Se organizó un pequeño revuelo cuando se vino abajo la casa de Reinaldo, porque cedieron las galerías que los mineros habían excavado bajo ella, pero pronto se acallaron las protestas. Los de la mina indemnizaron a la familia, aunque no lo suficiente como para que pudieran rehacer sus vidas. Reinaldo recogió sus cosas, tomó de la mano a Casilda, su esposa, y en el coche de línea, que pasaba por el pueblo una vez por semana, se marchó. Aquella bilis dejó un regusto amargo en las bocas de todos, pero miraron al cielo y, encogiéndose de hombros, lo dejaron pasar.
Pronto cayó otra casa, luego la escuela, al tiempo la iglesia; mientras, los camiones seguían atravesando, sin parar, las calles del pueblo, o lo que iba quedando de él.
Al fin, le tocó a don Rosario hacer el hatillo. Era el único que había resistido, aferrado a su despacho en la alcaldía, hasta que también se vino abajo la casa consistorial. Metió sus cuatro cosas en la maleta y fue al cementerio a despedirse de su esposa. En la cabeza le rondaban muchas preguntas, infinidad de quejas, algún auto reproche. Creía que desahogarse ante la tumba de Adelina, le haría sentir bien. Pero luego pensó: «Para qué agobiarla también a ella. Bastante tiene con lo suyo», y, encogiéndose de hombros, lo dejó estar.
Salió del pueblo caminando —la compañía que gestionaba los autobuses hace tiempo que había suprimido la línea por deficitaria—, y al pasar por la tapia desamparada, única construcción que todavía quedaba en pie, alzó la vista y leyó el letrero que tanto jaleo creara solo unos meses atrás: CERRADO POR DEFUNCIÓN, decía. Y don Rosario, que ya tenía agotadas las existencias de encogimientos de hombros, con un nudo de alquitrán en la garganta, siguió su camino, en busca de cualquier otro futuro que, si le daba tiempo, también podría dejar pasar.

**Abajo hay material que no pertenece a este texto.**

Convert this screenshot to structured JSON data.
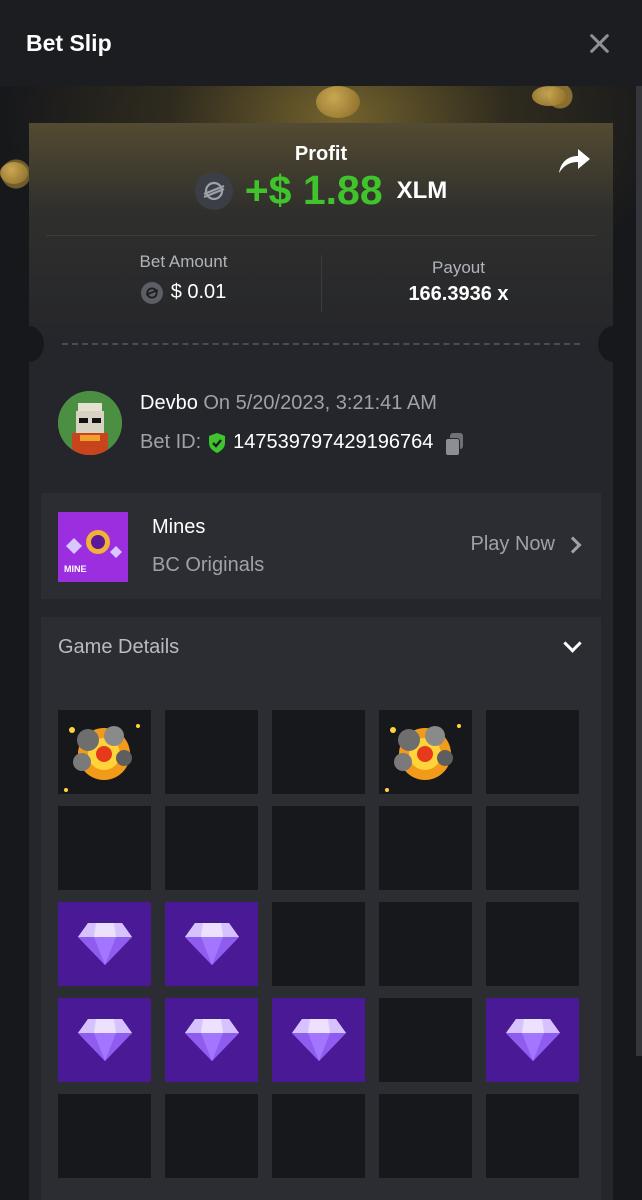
{
  "header": {
    "title": "Bet Slip"
  },
  "profit": {
    "label": "Profit",
    "amount": "+$ 1.88",
    "currency": "XLM",
    "currency_icon": "stellar-icon",
    "color": "#3fc42c"
  },
  "bet": {
    "bet_amount_label": "Bet Amount",
    "bet_amount_value": "$ 0.01",
    "payout_label": "Payout",
    "payout_value": "166.3936 x"
  },
  "user": {
    "name": "Devbo",
    "date_text": "On 5/20/2023, 3:21:41 AM",
    "bet_id_label": "Bet ID:",
    "bet_id": "147539797429196764"
  },
  "game": {
    "name": "Mines",
    "provider": "BC Originals",
    "play_label": "Play Now",
    "thumb_text": "MINE"
  },
  "details": {
    "title": "Game Details"
  },
  "board": {
    "tiles": [
      "mine",
      "empty",
      "empty",
      "mine",
      "empty",
      "empty",
      "empty",
      "empty",
      "empty",
      "empty",
      "gem",
      "gem",
      "empty",
      "empty",
      "empty",
      "gem",
      "gem",
      "gem",
      "empty",
      "gem",
      "empty",
      "empty",
      "empty",
      "empty",
      "empty"
    ]
  },
  "colors": {
    "gem_tile": "#4a1a96",
    "empty_tile": "#17181b",
    "panel": "#2c2d32"
  }
}
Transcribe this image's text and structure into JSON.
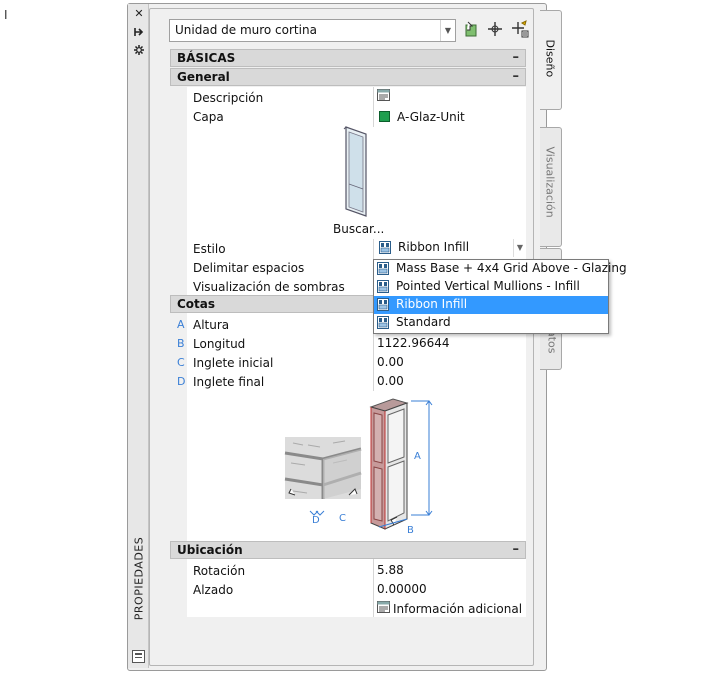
{
  "stray_mark": "I",
  "palette": {
    "title": "PROPIEDADES",
    "object_type": "Unidad de muro cortina",
    "tabs": [
      "Diseño",
      "Visualización",
      "Datos"
    ]
  },
  "sections": {
    "basicas": "BÁSICAS",
    "general": "General",
    "cotas": "Cotas",
    "ubicacion": "Ubicación"
  },
  "general": {
    "descripcion_label": "Descripción",
    "capa_label": "Capa",
    "capa_value": "A-Glaz-Unit",
    "capa_color": "#1e9e4e",
    "buscar_label": "Buscar...",
    "estilo_label": "Estilo",
    "estilo_value": "Ribbon Infill",
    "delimitar_label": "Delimitar espacios",
    "sombras_label": "Visualización de sombras"
  },
  "estilo_options": [
    "Mass Base + 4x4 Grid Above - Glazing",
    "Pointed Vertical Mullions - Infill",
    "Ribbon Infill",
    "Standard"
  ],
  "estilo_selected_index": 2,
  "cotas": {
    "altura_letter": "A",
    "altura_label": "Altura",
    "longitud_letter": "B",
    "longitud_label": "Longitud",
    "longitud_value": "1122.96644",
    "inglete_inicial_letter": "C",
    "inglete_inicial_label": "Inglete inicial",
    "inglete_inicial_value": "0.00",
    "inglete_final_letter": "D",
    "inglete_final_label": "Inglete final",
    "inglete_final_value": "0.00",
    "diagram_labels": [
      "A",
      "B",
      "C",
      "D"
    ]
  },
  "ubicacion": {
    "rotacion_label": "Rotación",
    "rotacion_value": "5.88",
    "alzado_label": "Alzado",
    "alzado_value": "0.00000",
    "info_label": "Información adicional"
  },
  "colors": {
    "selection": "#3399ff",
    "dimension_blue": "#3a7fd6"
  }
}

Me encanta, simplemente. Hay formas y maneras de escribir. En tu caso, ni el género al que te agarres destruye la capacidad de narrar con profundidad, cualquier tema. Está semana es profundo y reflexivo.
¿Qué pasa cuando no pasa nada? Pues de todo, porque la indiferencia es al final cómplice de la desdicha.
Ese muro que perdura… Gracias por esta faceta tuya que nos hace pensar para no dejarlo estar.
Gracias a ti, amiga. Besicos.
Genial y con fondo
mucho fondo!!!
Me he puesto solemne. Ilustre, tengo muchas ganas de volver a verte. Un abrazo.
Un relato electrizante. «Déjalo estar», la sencilla respuesta del que no tiene armas para luchar.
Y siempre esa dejación termina por pasar factura. Un abrazo, amiga.
hace días lo tenía guardado para leer. la recurrencia del leitmotiv encierra la historia junto con el personaje en un espacio físico bien apretado, es como que todo se viene cayendo a pedazos. Muy bueno. Mis respetos👍
Gracias a ti por tu tiempo, compañero. Saludos.